Monday, April 16, 2012

Sri Lanka mail use drops

Apr 15, 2012 (LBO) - Sri Lanka has seen a steep drop in the use mail in 2011, while telecom services continued to expand, increasing losses of a state-run postal service, official data showed.
Central Bank data showed that letters per inhabitant dropped to 33.3 percent to 12 in 2011 from 18 a year earlier. Per capita letter use also dropped 10 percent in 2010 over 2009.
It was not clear whether per capita mail included business mail carried by courier services run by the people themselves.



The Department of Posts lost 4.6 billion rupees in 2011, up from 3.0 billion rupees a year earlier, with revenue dropping 27 percent to 3.2 billion rupees.

Meanwhile expenditure had increased 5.7 percent to 7.7 billion rupees.

"Hence, it is important for DOP to continue with the efforts taken to generate other sources of income and vigorously follow cost rationalization methods to transform itself to a self- financing venture," the Central Bank said.

"The initiatives taken by the DOP to provide additional revenue generating services such as banking facilities and pre-paid phone cards, International Emergency Mail Services and Western Union Money Transfer services continued in 2011."

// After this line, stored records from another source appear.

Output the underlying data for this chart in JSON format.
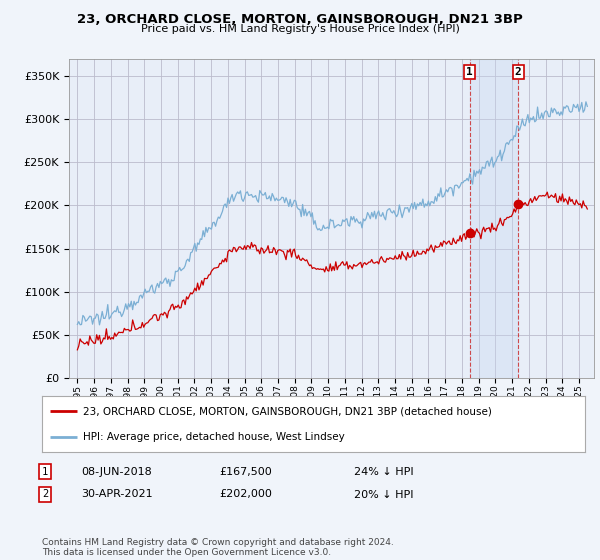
{
  "title": "23, ORCHARD CLOSE, MORTON, GAINSBOROUGH, DN21 3BP",
  "subtitle": "Price paid vs. HM Land Registry's House Price Index (HPI)",
  "ylim": [
    0,
    370000
  ],
  "yticks": [
    0,
    50000,
    100000,
    150000,
    200000,
    250000,
    300000,
    350000
  ],
  "bg_color": "#f0f4fa",
  "plot_bg_color": "#e8eef8",
  "grid_color": "#bbbbcc",
  "hpi_color": "#7bafd4",
  "price_color": "#cc0000",
  "span_color": "#c8d8f0",
  "marker1_year": 2018.44,
  "marker1_price": 167500,
  "marker1_label": "08-JUN-2018",
  "marker1_pct": "24% ↓ HPI",
  "marker2_year": 2021.33,
  "marker2_price": 202000,
  "marker2_label": "30-APR-2021",
  "marker2_pct": "20% ↓ HPI",
  "legend_red_label": "23, ORCHARD CLOSE, MORTON, GAINSBOROUGH, DN21 3BP (detached house)",
  "legend_blue_label": "HPI: Average price, detached house, West Lindsey",
  "footer": "Contains HM Land Registry data © Crown copyright and database right 2024.\nThis data is licensed under the Open Government Licence v3.0.",
  "xstart": 1995,
  "xend": 2025.5
}
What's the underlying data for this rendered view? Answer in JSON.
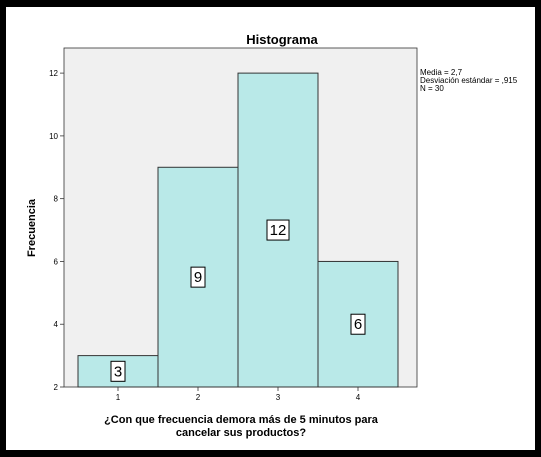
{
  "chart_data": {
    "type": "bar",
    "title": "Histograma",
    "xlabel": [
      "¿Con que frecuencia demora más de 5 minutos para",
      "cancelar sus productos?"
    ],
    "ylabel": "Frecuencia",
    "categories": [
      "1",
      "2",
      "3",
      "4"
    ],
    "values": [
      3,
      9,
      12,
      6
    ],
    "data_labels": [
      "3",
      "9",
      "12",
      "6"
    ],
    "ylim": [
      2,
      12.8
    ],
    "yticks": [
      2,
      4,
      6,
      8,
      10,
      12
    ],
    "grid": false,
    "stats": [
      "Media = 2,7",
      "Desviación estándar = ,915",
      "N = 30"
    ],
    "colors": {
      "bar_fill": "#b9e9e8",
      "bar_stroke": "#333333",
      "plot_bg": "#f0f0f0",
      "frame_bg": "#000000"
    }
  }
}
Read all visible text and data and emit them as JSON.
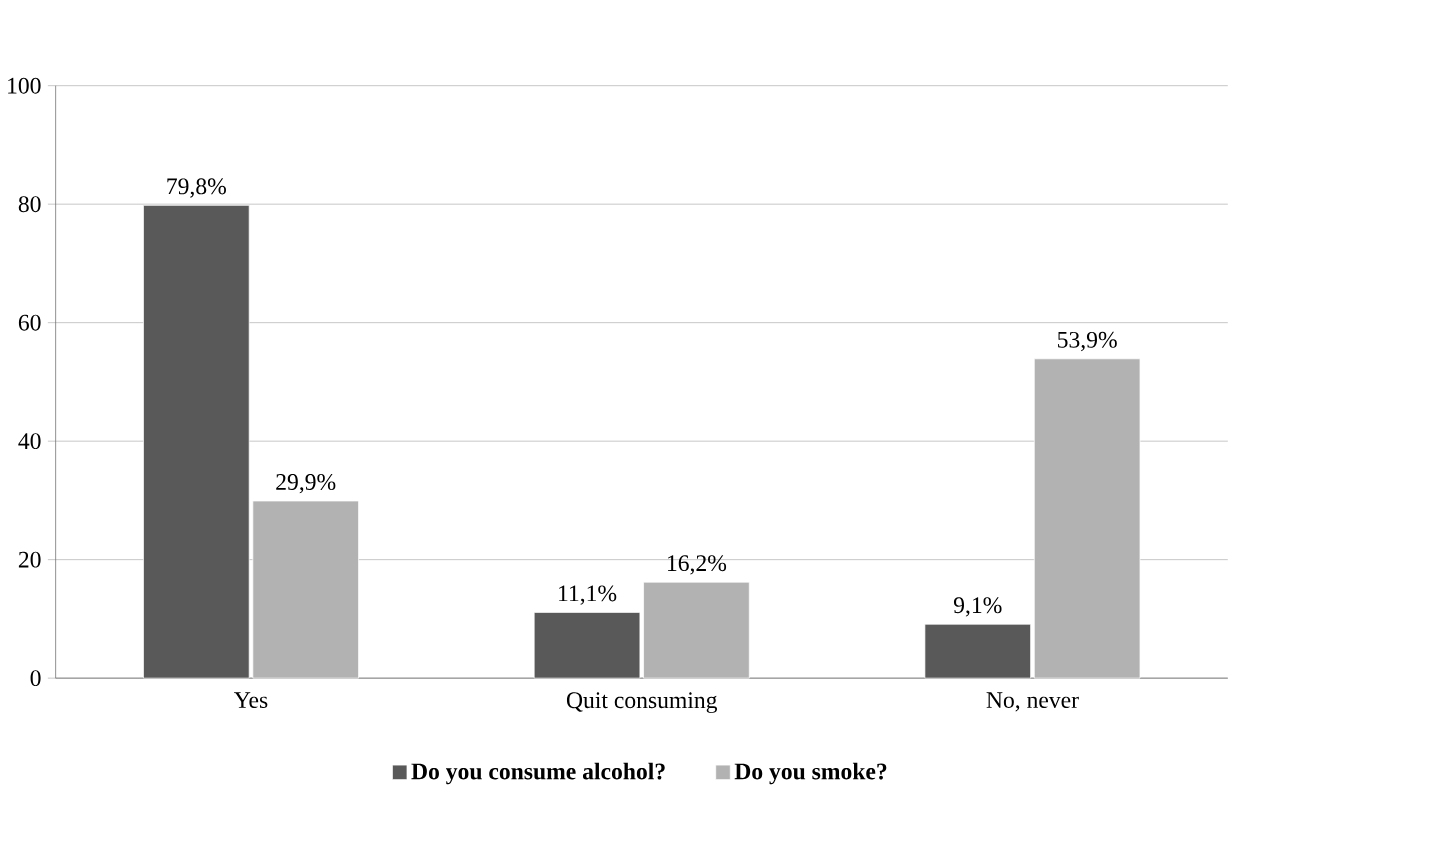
{
  "chart_data": {
    "type": "bar",
    "categories": [
      "Yes",
      "Quit consuming",
      "No, never"
    ],
    "series": [
      {
        "name": "Do you consume alcohol?",
        "color": "#595959",
        "values": [
          79.8,
          11.1,
          9.1
        ],
        "value_labels": [
          "79,8%",
          "11,1%",
          "9,1%"
        ]
      },
      {
        "name": "Do you smoke?",
        "color": "#b2b2b2",
        "values": [
          29.9,
          16.2,
          53.9
        ],
        "value_labels": [
          "29,9%",
          "16,2%",
          "53,9%"
        ]
      }
    ],
    "ylim": [
      0,
      100
    ],
    "yticks": [
      0,
      20,
      40,
      60,
      80,
      100
    ],
    "grid": "y",
    "legend": "bottom"
  }
}
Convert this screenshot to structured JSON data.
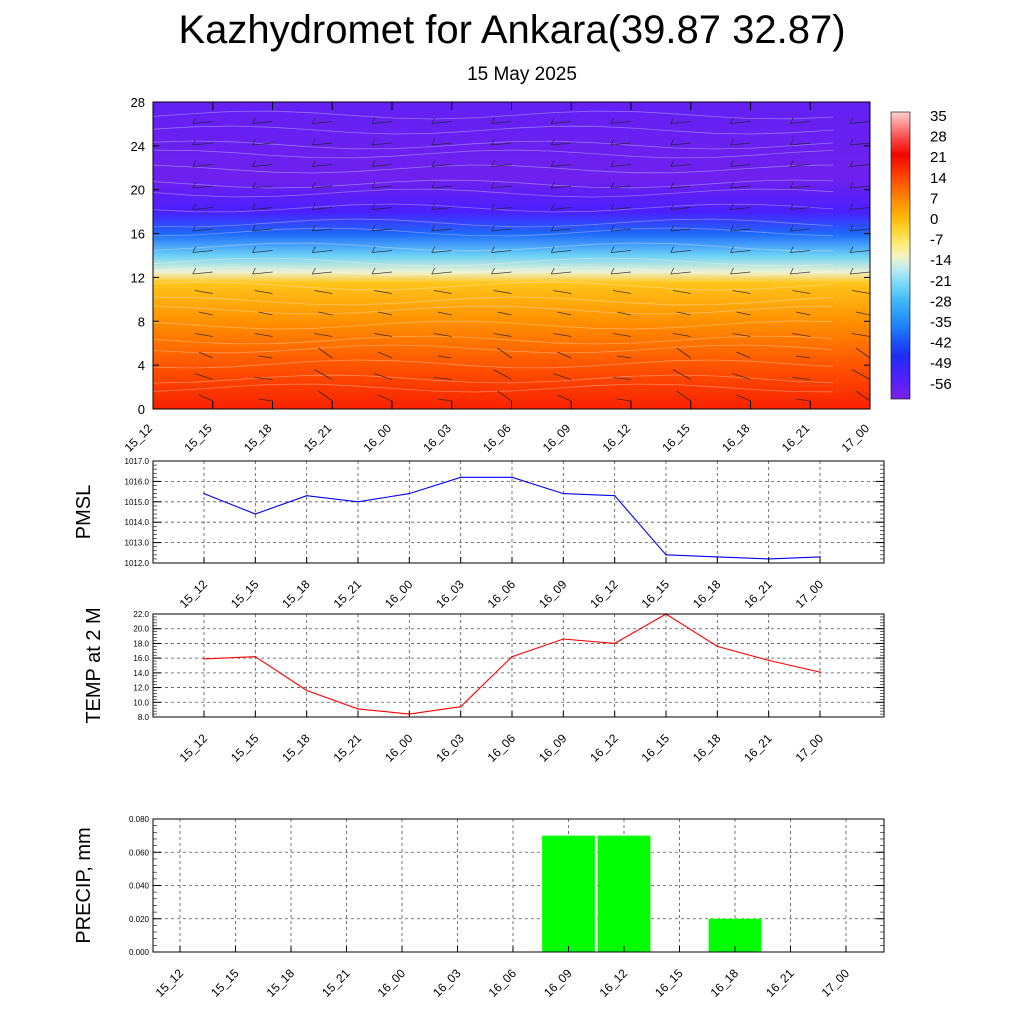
{
  "header": {
    "title": "Kazhydromet for Ankara(39.87 32.87)",
    "date": "15 May 2025"
  },
  "time_labels": [
    "15_12",
    "15_15",
    "15_18",
    "15_21",
    "16_00",
    "16_03",
    "16_06",
    "16_09",
    "16_12",
    "16_15",
    "16_18",
    "16_21",
    "17_00"
  ],
  "colors": {
    "pmsl_line": "#0000ff",
    "temp_line": "#ff0000",
    "precip_bar": "#00ff00",
    "grid": "#555555"
  },
  "chart_data": [
    {
      "type": "heatmap",
      "name": "cross-section",
      "categories": [
        "15_12",
        "15_15",
        "15_18",
        "15_21",
        "16_00",
        "16_03",
        "16_06",
        "16_09",
        "16_12",
        "16_15",
        "16_18",
        "16_21",
        "17_00"
      ],
      "y_ticks": [
        "0",
        "4",
        "8",
        "12",
        "16",
        "20",
        "24",
        "28"
      ],
      "ylim": [
        0,
        28
      ],
      "colorbar": {
        "labels": [
          "35",
          "28",
          "21",
          "14",
          "7",
          "0",
          "-7",
          "-14",
          "-21",
          "-28",
          "-35",
          "-42",
          "-49",
          "-56"
        ],
        "range": [
          -60,
          38
        ]
      },
      "overlay": "wind barbs",
      "temperature_profile": [
        {
          "y": 0,
          "value": 20
        },
        {
          "y": 4,
          "value": 14
        },
        {
          "y": 8,
          "value": 7
        },
        {
          "y": 11.5,
          "value": 0
        },
        {
          "y": 12.5,
          "value": -12
        },
        {
          "y": 14,
          "value": -22
        },
        {
          "y": 16,
          "value": -38
        },
        {
          "y": 18,
          "value": -52
        },
        {
          "y": 21,
          "value": -58
        },
        {
          "y": 28,
          "value": -56
        }
      ]
    },
    {
      "type": "line",
      "ylabel": "PMSL",
      "categories": [
        "15_12",
        "15_15",
        "15_18",
        "15_21",
        "16_00",
        "16_03",
        "16_06",
        "16_09",
        "16_12",
        "16_15",
        "16_18",
        "16_21",
        "17_00"
      ],
      "series": [
        {
          "values": [
            1015.4,
            1014.4,
            1015.3,
            1015.0,
            1015.4,
            1016.2,
            1016.2,
            1015.4,
            1015.3,
            1012.4,
            1012.3,
            1012.2,
            1012.3
          ]
        }
      ],
      "ylim": [
        1012.0,
        1017.0
      ],
      "y_ticks": [
        "1012.0",
        "1013.0",
        "1014.0",
        "1015.0",
        "1016.0",
        "1017.0"
      ],
      "grid": true
    },
    {
      "type": "line",
      "ylabel": "TEMP at 2 M",
      "categories": [
        "15_12",
        "15_15",
        "15_18",
        "15_21",
        "16_00",
        "16_03",
        "16_06",
        "16_09",
        "16_12",
        "16_15",
        "16_18",
        "16_21",
        "17_00"
      ],
      "series": [
        {
          "values": [
            15.9,
            16.2,
            11.6,
            9.1,
            8.4,
            9.4,
            16.2,
            18.6,
            18.0,
            22.0,
            17.6,
            15.7,
            14.1
          ]
        }
      ],
      "ylim": [
        8.0,
        22.0
      ],
      "y_ticks": [
        "8.0",
        "10.0",
        "12.0",
        "14.0",
        "16.0",
        "18.0",
        "20.0",
        "22.0"
      ],
      "grid": true
    },
    {
      "type": "bar",
      "ylabel": "PRECIP, mm",
      "categories": [
        "15_12",
        "15_15",
        "15_18",
        "15_21",
        "16_00",
        "16_03",
        "16_06",
        "16_09",
        "16_12",
        "16_15",
        "16_18",
        "16_21",
        "17_00"
      ],
      "values": [
        0,
        0,
        0,
        0,
        0,
        0,
        0,
        0.07,
        0.07,
        0,
        0.02,
        0,
        0
      ],
      "ylim": [
        0,
        0.08
      ],
      "y_ticks": [
        "0.000",
        "0.020",
        "0.040",
        "0.060",
        "0.080"
      ],
      "grid": true
    }
  ]
}
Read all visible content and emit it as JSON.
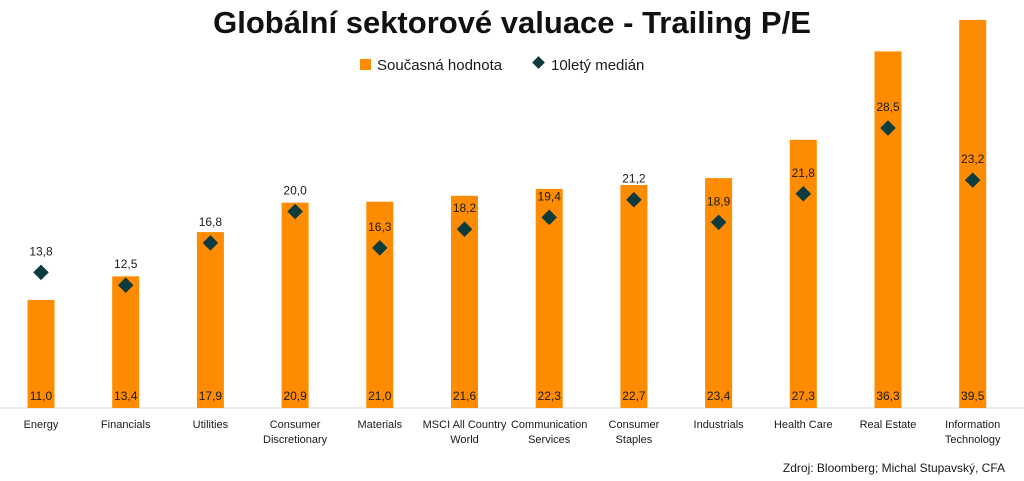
{
  "chart_data": {
    "type": "bar",
    "title": "Globální sektorové valuace - Trailing P/E",
    "categories": [
      [
        "Energy"
      ],
      [
        "Financials"
      ],
      [
        "Utilities"
      ],
      [
        "Consumer",
        "Discretionary"
      ],
      [
        "Materials"
      ],
      [
        "MSCI All Country",
        "World"
      ],
      [
        "Communication",
        "Services"
      ],
      [
        "Consumer",
        "Staples"
      ],
      [
        "Industrials"
      ],
      [
        "Health Care"
      ],
      [
        "Real Estate"
      ],
      [
        "Information",
        "Technology"
      ]
    ],
    "series": [
      {
        "name": "Současná hodnota",
        "mark": "bar",
        "color": "#FF8C00",
        "values": [
          11.0,
          13.4,
          17.9,
          20.9,
          21.0,
          21.6,
          22.3,
          22.7,
          23.4,
          27.3,
          36.3,
          39.5
        ],
        "labels": [
          "11,0",
          "13,4",
          "17,9",
          "20,9",
          "21,0",
          "21,6",
          "22,3",
          "22,7",
          "23,4",
          "27,3",
          "36,3",
          "39,5"
        ]
      },
      {
        "name": "10letý medián",
        "mark": "diamond",
        "color": "#0D3B3E",
        "values": [
          13.8,
          12.5,
          16.8,
          20.0,
          16.3,
          18.2,
          19.4,
          21.2,
          18.9,
          21.8,
          28.5,
          23.2
        ],
        "labels": [
          "13,8",
          "12,5",
          "16,8",
          "20,0",
          "16,3",
          "18,2",
          "19,4",
          "21,2",
          "18,9",
          "21,8",
          "28,5",
          "23,2"
        ]
      }
    ],
    "ylim": [
      0,
      40
    ],
    "grid": false,
    "legend": "top-center",
    "source": "Zdroj: Bloomberg; Michal Stupavský, CFA"
  }
}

Sri Lanka has 4,742 post offices, with 4,058 run by the state and 463 post office and 156 rural agency post offices run on an agency basis by citizens.
While mail use dropped, telephone density rose to 105.1 lines per 100 persons from 100.7 a year earlier. Mobile phones rose 6.1 percent to 18.319 million and fixed lines rose 2.9 percent to 942,000.

Sri Lanka's telecom use exploded from the mid 1990s after a state monopoly was broken and competition was allowed. Enterprises owned by citizens and non-citizens invested in the sector and started to provide telecom services.